A friend of mine named Gene who happens to be a published writer and a playwright with an extensive degree in our English language asked me a question. I know for a fact that I infuriate him with all my grammatical errors. My sentence structure is atrocious and my rambling thoughts can take me to places I shouldn’t go. Gene asked me “why do you write?”
I find that in life, I do not get a lot of opportunities to express what I really think. In many cases it would probably get me in trouble as I can tend to spout off to much without giving it enough thought and then expressing myself thoughtfully and constructively. Often I just keep my thoughts to myself and let them percolate deep inside until I just let them go.
I think my blog here has been my attempt teach myself how to express myself better. I’ve never expected anything to come from it. Nor have I ever expected to have thousands of readers, (of which I don’t). What it has done is make me feel better about myself. If I wanted to draw more attention to myself I’d write more often about current events so my key words might get picked up and I’d go viral. I think I write more about things the “common man” or women might think about and I hope what few people do read it, agree with me. It’s also my attempt to let my family and friends know whats going on in my life as I said, I don;t always express myself. I also do not get opportunities to see my family and friends that often so hence the blog and my thoughtless abandonment of sentence structure and proper grammar and spelling probably.

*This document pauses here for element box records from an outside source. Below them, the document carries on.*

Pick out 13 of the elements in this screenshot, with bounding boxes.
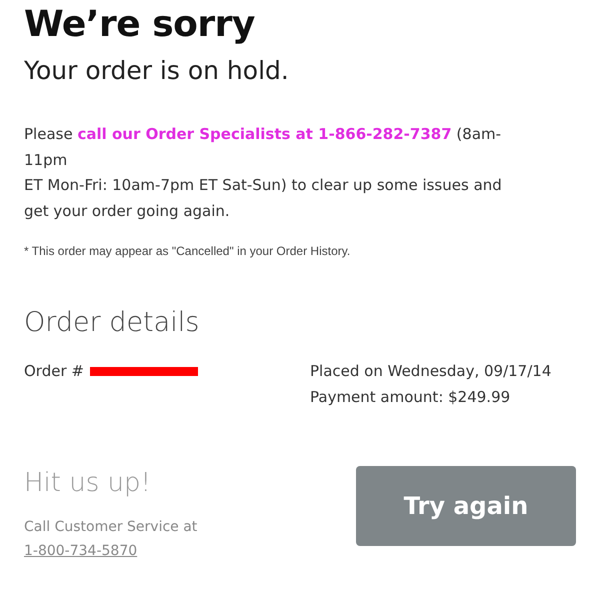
cancel-note: * This order may appear as "Cancelled" in your Order History. xyxy=(24,244,352,258)
order-label: Order # xyxy=(24,361,84,382)
status-subtitle: Your order is on hold. xyxy=(24,55,290,87)
contact-text: Call Customer Service at xyxy=(24,518,198,537)
contact-heading: Hit us up! xyxy=(24,467,152,500)
page-title: We’re sorry xyxy=(24,3,256,47)
section-heading: Order details xyxy=(24,306,200,340)
hold-message: Please call our Order Specialists at 1-866-282-7387 (8am- 11pm ET Mon-Fri: 10am-7pm ET Sat-Sun) to clear up some issues and get your order going again. xyxy=(24,124,503,222)
try-again-button[interactable]: Try again xyxy=(356,466,576,546)
order-specialists-link[interactable]: call our Order Specialists at 1-866-282-7387 xyxy=(77,125,452,143)
payment-amount: Payment amount: $249.99 xyxy=(310,387,512,408)
placed-date: Placed on Wednesday, 09/17/14 xyxy=(310,361,552,382)
phone-link[interactable]: 1-800-734-5870 xyxy=(24,543,138,559)
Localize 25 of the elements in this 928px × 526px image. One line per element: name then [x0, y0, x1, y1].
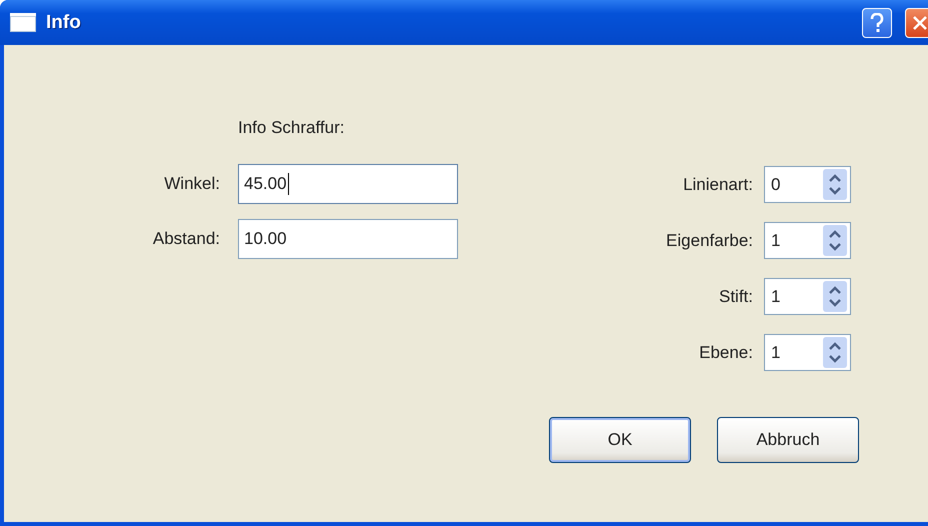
- spinner-label: Linienart:: [682, 174, 753, 194]
- up-down-arrows-icon[interactable]: [823, 337, 847, 368]
- dialog-button[interactable]: OK: [549, 417, 691, 463]
- spinner-field[interactable]: 1: [764, 222, 851, 259]
- up-down-arrows-icon[interactable]: [823, 281, 847, 312]
- spinner-label: Eigenfarbe:: [665, 230, 753, 250]
- spinner-field[interactable]: 0: [764, 166, 851, 203]
- up-down-arrows-icon[interactable]: [823, 225, 847, 256]
- window-title: Info: [46, 12, 82, 34]
- help-button[interactable]: [862, 8, 892, 38]
- question-mark-icon: [870, 12, 884, 32]
- dialog-button[interactable]: Abbruch: [717, 417, 859, 463]
- up-down-arrows-icon[interactable]: [823, 169, 847, 200]
- spinner-field[interactable]: 1: [764, 278, 851, 315]
- input-field[interactable]: 10.00: [238, 219, 458, 259]
- spinner-field[interactable]: 1: [764, 334, 851, 371]
- spinner-label: Ebene:: [698, 342, 753, 362]
- close-icon: [912, 14, 928, 30]
- section-heading: Info Schraffur:: [238, 118, 346, 138]
- field-label: Abstand:: [152, 229, 220, 249]
- window-icon: [10, 13, 36, 32]
- close-button[interactable]: [905, 8, 928, 38]
- field-label: Winkel:: [163, 174, 220, 194]
- spinner-label: Stift:: [718, 286, 753, 306]
- input-field[interactable]: 45.00: [238, 164, 458, 204]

I do enjoy the process overall and I think its somewhat a form of therapy for me as I can’t afford a therapist. More often, it’s usually the posts I do that I get very emotional about that I get the most responses about. For some reason I grew up thinking that I should hide my feelings, and my thoughts. That I shouldn’t let people know when I was hurting that I had to be strong for my family.
So for those of you that continue to read my posts here, which there are hundreds of you I appreciate your kind words and thoughts about my rambling on’s.
So Gene, where you do it for a living I do it to get it out of my head and share the rawness of my thoughts and feelings otherwise, I’d probably self implode.